AS Tolak Peringatan 100 Tahun Fidel Castro di Kuba

- Menlu AS Marco Rubio menolak peringatan 100 tahun Fidel Castro dan menuduhnya menghancurkan Kuba melalui pemiskinan, pemenjaraan, serta pembunuhan rakyat.
- Rubio meyakini Kuba akan berubah arah sebelum pemerintahan Donald Trump berakhir, meski menilai transisi negara itu tidak dapat berlangsung cepat.
- AS masih membuka opsi operasi militer terhadap Kuba, sementara Havana menuduh sanksi terbaru Washington memperpanjang tekanan maksimum terhadap kebutuhan dasar dan layanan publik.
Jakarta, IDN Times - Menteri Luar Negeri (Menlu) Amerika Serikat (AS), Marco Rubio menolak acara peringatan 100 tahun Fidel Castro. Menurutnya, Castro hanya membuat kegagalan besar kepada rakyat Kuba.
“Fidel Castro hanyalah kegagalan besar dalam semua hal kecuali menghancurkan Kuba dan memiskinkan, memenjarakan, dan membunuh rakyatnya sendiri,” tuturnya, dikutip dari Democrata, Jumat (14/8/2026).
Sementara itu, Rubio yang merupakan keturunan imigran Kuba, diketahui terus menyuarakan penolakan terhadap rezim Kuba. Ia pun mendukung penuh tekanan maksimum ke Kuba untuk mengubah negara tersebut.
1. Rubio sebut Kuba akan berubah sebelum pemerintahan Trump berakhir

Menteri Luar Negeri AS, Marco Rubio. (Gage Skidmore, CC BY-SA 3.0 , via Wikimedia Commons) Rubio mengungkapkan bahwa dirinya percaya dan yakin bahwa rezim Kuba akan berubah. Menurutnya, perubahan itu akan terwujud sebelum pemerintahan Presiden AS, Donald Trump berakhir.
“Saya percaya bahwa Kuba, sebelum pemerintahan ini berakhir, akan mengubah arahnya ke arah yang sangat berbeda di masa yang akan datang,” ujarnya.
Menlu AS tersebut mengungkapkan bahwa transisi harus dilakukan negara Karibia itu. Ia berpendapat bahwa transisi tidak dapat berjalan cepat, tapi ia mencontohkan negara-negara Eropa Timur yang dapat menjadi seperti hari ini.
2. AS masih buka opsi operasi militer ke Kuba

ilustrasi bendera Amerika Serikat (unsplash.com/cscreates) Pekan ini, Menteri Pertahanan AS, Pete Hegseth memperingatkan bahwa Washington masih membuka opsi serangan militer ke Kuba.
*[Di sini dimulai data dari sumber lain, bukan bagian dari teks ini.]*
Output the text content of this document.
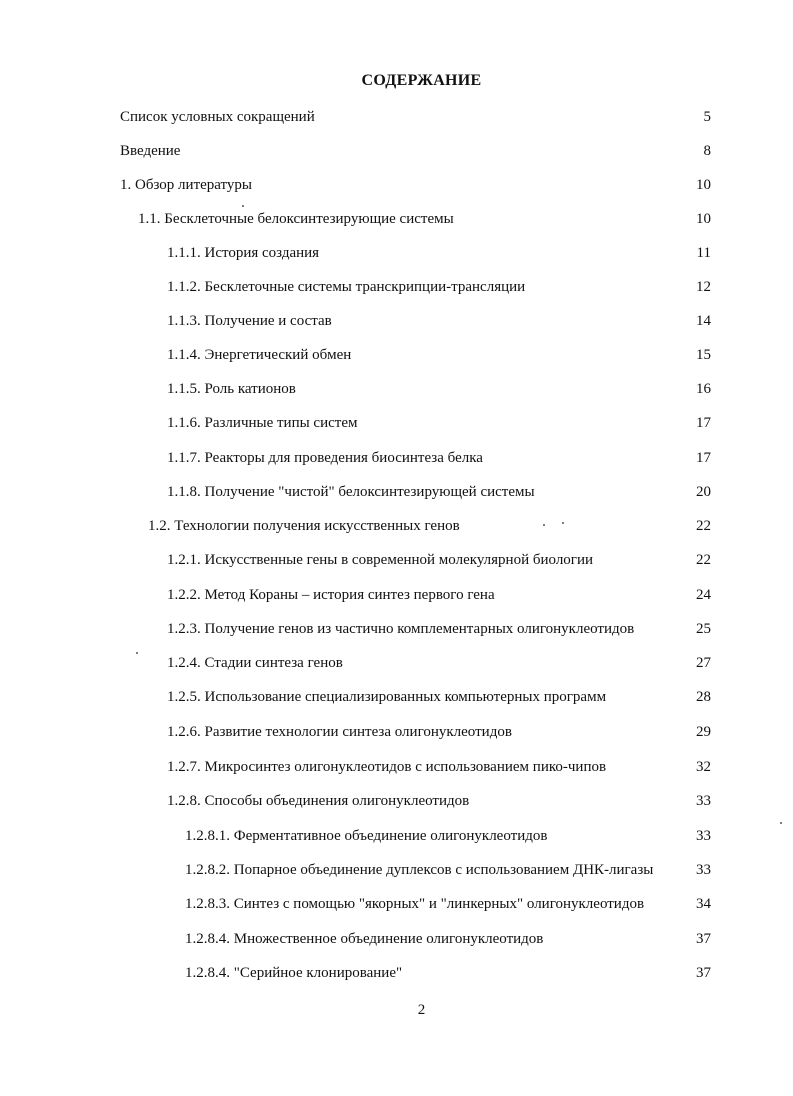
СОДЕРЖАНИЕ
Список условных сокращений	5
Введение	8
1. Обзор литературы	10
1.1. Бесклеточные белоксинтезирующие системы	10
1.1.1. История создания	11
1.1.2. Бесклеточные системы транскрипции-трансляции	12
1.1.3. Получение и состав	14
1.1.4. Энергетический обмен	15
1.1.5. Роль катионов	16
1.1.6. Различные типы систем	17
1.1.7. Реакторы для проведения биосинтеза белка	17
1.1.8. Получение "чистой" белоксинтезирующей системы	20
1.2. Технологии получения искусственных генов	22
1.2.1. Искусственные гены в современной молекулярной биологии	22
1.2.2. Метод Кораны – история синтез первого гена	24
1.2.3. Получение генов из частично комплементарных олигонуклеотидов	25
1.2.4. Стадии синтеза генов	27
1.2.5. Использование специализированных компьютерных программ	28
1.2.6. Развитие технологии синтеза олигонуклеотидов	29
1.2.7. Микросинтез олигонуклеотидов с использованием пико-чипов	32
1.2.8. Способы объединения олигонуклеотидов	33
1.2.8.1. Ферментативное объединение олигонуклеотидов	33
1.2.8.2. Попарное объединение дуплексов с использованием ДНК-лигазы	33
1.2.8.3. Синтез с помощью "якорных" и "линкерных" олигонуклеотидов	34
1.2.8.4. Множественное объединение олигонуклеотидов	37
1.2.8.4. "Серийное клонирование"	37
2
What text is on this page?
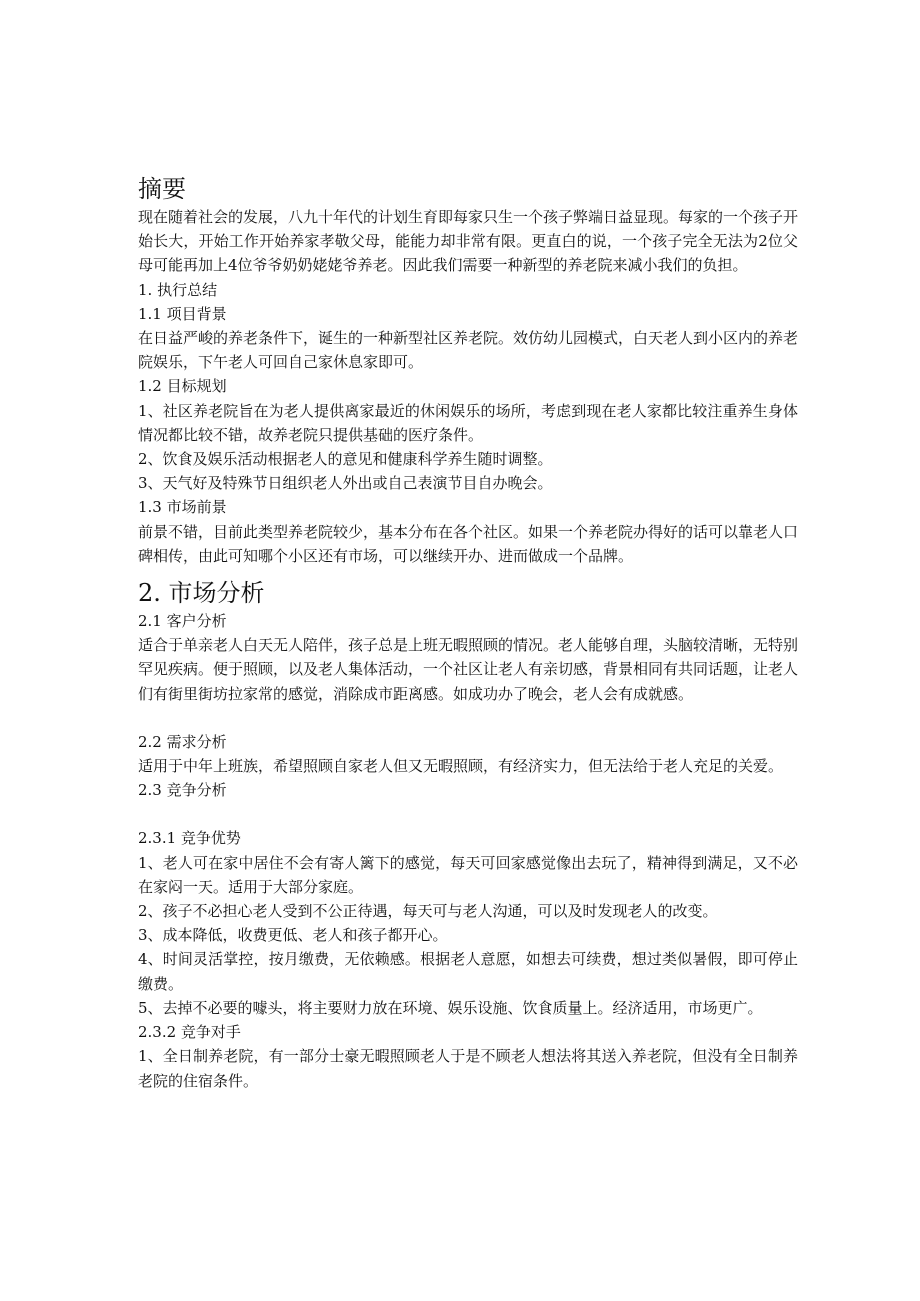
摘要

现在随着社会的发展，八九十年代的计划生育即每家只生一个孩子弊端日益显现。每家的一个孩子开始长大，开始工作开始养家孝敬父母，能能力却非常有限。更直白的说，一个孩子完全无法为2位父母可能再加上4位爷爷奶奶姥姥爷养老。因此我们需要一种新型的养老院来减小我们的负担。

1. 执行总结

1.1 项目背景

在日益严峻的养老条件下，诞生的一种新型社区养老院。效仿幼儿园模式，白天老人到小区内的养老院娱乐，下午老人可回自己家休息家即可。

1.2 目标规划

1、社区养老院旨在为老人提供离家最近的休闲娱乐的场所，考虑到现在老人家都比较注重养生身体情况都比较不错，故养老院只提供基础的医疗条件。

2、饮食及娱乐活动根据老人的意见和健康科学养生随时调整。

3、天气好及特殊节日组织老人外出或自己表演节目自办晚会。

1.3 市场前景

前景不错，目前此类型养老院较少，基本分布在各个社区。如果一个养老院办得好的话可以靠老人口碑相传，由此可知哪个小区还有市场，可以继续开办、进而做成一个品牌。

2. 市场分析

2.1 客户分析

适合于单亲老人白天无人陪伴，孩子总是上班无暇照顾的情况。老人能够自理，头脑较清晰，无特别罕见疾病。便于照顾，以及老人集体活动，一个社区让老人有亲切感，背景相同有共同话题，让老人们有街里街坊拉家常的感觉，消除成市距离感。如成功办了晚会，老人会有成就感。

2.2 需求分析

适用于中年上班族，希望照顾自家老人但又无暇照顾，有经济实力，但无法给于老人充足的关爱。

2.3 竞争分析

2.3.1 竞争优势

1、老人可在家中居住不会有寄人篱下的感觉，每天可回家感觉像出去玩了，精神得到满足，又不必在家闷一天。适用于大部分家庭。

2、孩子不必担心老人受到不公正待遇，每天可与老人沟通，可以及时发现老人的改变。

3、成本降低，收费更低、老人和孩子都开心。

4、时间灵活掌控，按月缴费，无依赖感。根据老人意愿，如想去可续费，想过类似暑假，即可停止缴费。

5、去掉不必要的噱头，将主要财力放在环境、娱乐设施、饮食质量上。经济适用，市场更广。

2.3.2 竞争对手

1、全日制养老院，有一部分士豪无暇照顾老人于是不顾老人想法将其送入养老院，但没有全日制养老院的住宿条件。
Ia mengingatkan bahwa Havana harus lebih memperhatikan dengan baik apa yang diinginkan oleh pemerintahan Trump.
Peringatan ini mengenai pernyataan Trump pada Juni mengenai kemungkinan operasi militer ke Kuba. Namun, Trump sudah memberikan kelonggaran bagi Havana karena berbeda dengan Venezuela yang memiliki minyak, Kuba tidak memiliki minyak.
3. Kuba tuding AS melanjutkan tekanan maksimum ke negaranya

ilustrasi bendera Kuba (Pexels/El gringo photo) Menlu Kuba, Bruno Rodriguez menuding AS melanjutkan tekanan maksimum ke Kuba. Langkah itu untuk mengurangi kemampuan pemerintah Kuba dalam untuk menyediakan barang keperluan dasar dan layanan umum kepada rakyatnya.
Dilansir EFE, Rodriguez mengkritik penetapan sanksi terbaru dari Office of Foreign Assets Control (OFAC) dan badan AS lainnya kepada Kuba. Menurutnya, sanksi itu menjadi perpanjangan sanksi pada periode pertama kepemimpinan Trump.